Ali
joy grew outward
Ali sat out of the front door smoking a rolled cigarette and watching the sun go to sleep, her arms folded over her skinniness. Her phone vibrated in her pocket, but she chose to ignore it. The leaves in the trees sang as they rubbed together. She noticed a silhouette in the distance. A voice reached out to her, weakened by the wind.
Once closer, Ali was able to hear Joel say hello. On the hour-long train journey he’d worked out exactly what he was going to say to her, but the conversation was already not going to plan. She invited him in for a drink.
A long, comfortable silence passed between them. The kind of silence only people that have known each other for years can share. Joel saw that she was wearing the t-shirt he gave her for a birthday four or five years back. He hadn’t thought of it since. She smiled when he mentioned it. She twisted her silver bracelet round and round her wrist as she asked him what he’d been up to.
By any standard Ali and Joy were the prettiest girls in school. The boys admired the twins from a distance, but most believed they had no place talking to them. For the first few years of school, they kept to themselves. But as time went on, Joy grew outward as Ali grew inward. The only way you could tell them apart was by their hands. Ali’s eternally glowed a cold red. Joel hadn’t seen Ali for years. Not since they had slept together.
Saying he slept with her was generous or literal. What had started out as a wordless love affair had culminated in them drunkenly walking to a supermarket at four in the morning to buy wine after a night out. Ali lived an hour’s walk away, and the buses were long past running.
Whilst watching a film without so much as a hand brushing through her hair, she had fallen asleep. His pulse would race every time she shifted, her body rubbing against his. He moved closer, his arm brushing against her back.
He watched a tapestry of dancing shadows on her formed by the morning sunlight. Her hand was resting between her shoulder and neck. Joel could feel the cold radiating over the small distance between them.
Her confused crush left her speechless the following morning. She was afraid to show how glad she was he stayed over. She decided to prove to him that she was listening. She repeated certain things he said to herself to show that she was taking in his every word.
Ali realized that he wanted to kiss her. And when he saw that she knew, he reddened and hugged her goodbye, whispering something into her hair.
A few months later, in a bar in a city far away, he noticed her laughter ring out. His heart skipped a beat. He turned. And saw Joy.
Joy is the person that would say out loud what everyone was thinking. She was the dealer of knowing smiles. She recognized him immediately. Before he even got the chance to say hello. She embraced him. He felt the lean of Ali’s body up against his and reminded himself that it was not her.
The blinds created a barcode of light and shadow on her back. Her warm hands rested on his neck. The smell of beautiful sweat still lingered in the air. When he had told her he was going home, she insisted on coming back with him. He was too kind to say no. But once they were in bed together, his feelings began playing tricks on him. He ran his fingertips over her ribs, felt the bones through her delicate skin. It was something he’d wanted to do since he first met Ali.
Ali remembered a thought that had plagued her crush on Joel. They sat next to one another, probably thinking the same thought, definitely unable to say it to the other.
The situation was through no fault of their own. Joel and Ali were attracted to one another because they were both shy, because neither had been capable of making the first move. The room was filled with the words they were not going to say.
Their time together was more attractive in retrospect, he decided. He checked the clock on his phone and said he had to get going.

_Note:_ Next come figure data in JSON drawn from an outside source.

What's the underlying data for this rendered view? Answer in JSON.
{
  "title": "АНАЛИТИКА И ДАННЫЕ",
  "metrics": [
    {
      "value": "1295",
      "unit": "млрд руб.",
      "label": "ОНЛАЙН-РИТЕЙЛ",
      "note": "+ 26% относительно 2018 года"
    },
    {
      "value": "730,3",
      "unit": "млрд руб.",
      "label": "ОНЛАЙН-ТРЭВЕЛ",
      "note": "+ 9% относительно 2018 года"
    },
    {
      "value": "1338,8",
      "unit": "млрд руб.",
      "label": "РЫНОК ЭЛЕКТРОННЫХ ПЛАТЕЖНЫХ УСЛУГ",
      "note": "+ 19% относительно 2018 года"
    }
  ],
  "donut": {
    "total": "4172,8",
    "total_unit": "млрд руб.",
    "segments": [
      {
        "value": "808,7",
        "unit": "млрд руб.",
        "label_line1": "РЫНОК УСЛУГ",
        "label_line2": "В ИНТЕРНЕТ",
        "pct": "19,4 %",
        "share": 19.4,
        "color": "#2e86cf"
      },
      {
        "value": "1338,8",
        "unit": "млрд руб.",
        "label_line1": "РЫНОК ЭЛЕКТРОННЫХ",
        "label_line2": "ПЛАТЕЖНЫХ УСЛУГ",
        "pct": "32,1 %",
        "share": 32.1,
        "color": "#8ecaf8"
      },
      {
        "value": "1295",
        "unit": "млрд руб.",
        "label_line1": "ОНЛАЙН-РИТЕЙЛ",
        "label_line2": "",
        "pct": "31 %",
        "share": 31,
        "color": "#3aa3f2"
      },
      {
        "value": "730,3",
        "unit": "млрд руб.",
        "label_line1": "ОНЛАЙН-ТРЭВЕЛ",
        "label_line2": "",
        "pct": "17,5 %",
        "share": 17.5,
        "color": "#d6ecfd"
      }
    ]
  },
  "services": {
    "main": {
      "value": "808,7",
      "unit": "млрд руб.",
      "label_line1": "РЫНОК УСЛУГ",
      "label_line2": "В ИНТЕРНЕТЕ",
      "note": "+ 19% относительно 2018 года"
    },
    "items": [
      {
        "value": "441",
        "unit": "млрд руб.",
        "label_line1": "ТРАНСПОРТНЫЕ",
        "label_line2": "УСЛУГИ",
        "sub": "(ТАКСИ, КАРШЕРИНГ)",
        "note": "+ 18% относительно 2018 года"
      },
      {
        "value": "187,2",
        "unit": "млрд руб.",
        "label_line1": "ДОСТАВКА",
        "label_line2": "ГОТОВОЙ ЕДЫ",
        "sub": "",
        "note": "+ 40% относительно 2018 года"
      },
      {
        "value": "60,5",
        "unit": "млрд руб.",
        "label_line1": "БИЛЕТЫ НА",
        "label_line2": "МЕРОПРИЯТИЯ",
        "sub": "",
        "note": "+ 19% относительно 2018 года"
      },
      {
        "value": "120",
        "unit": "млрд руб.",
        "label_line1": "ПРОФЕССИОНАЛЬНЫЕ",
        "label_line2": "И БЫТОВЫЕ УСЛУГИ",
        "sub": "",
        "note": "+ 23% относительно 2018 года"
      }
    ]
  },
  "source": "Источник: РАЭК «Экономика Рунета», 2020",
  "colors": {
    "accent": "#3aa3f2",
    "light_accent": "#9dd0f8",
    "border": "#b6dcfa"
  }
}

Ali stood beautiful in the doorframe, her figure defined by the light of the half open door behind. He leaned in to kiss her on the cheek. Her hand brushed over his arm momentarily.
Cold.
The house became somber after he left. She wiped the condensation from the window. A man was walking his dog in the distance.
She fell back onto the sofa and stared at where he was just was, listening to the silence. She had remembered him with such sentimental fondness. She ran through the conversation she wished they’d had.
She rolled herself another cigarette and went out on the front door step for the third time that evening. She sat alone and looked at the sky. The sun had set, a shade of pink diffusing itself over the valley. A memory of summer hung in the air, shades of green clinging on to the near brown leaves.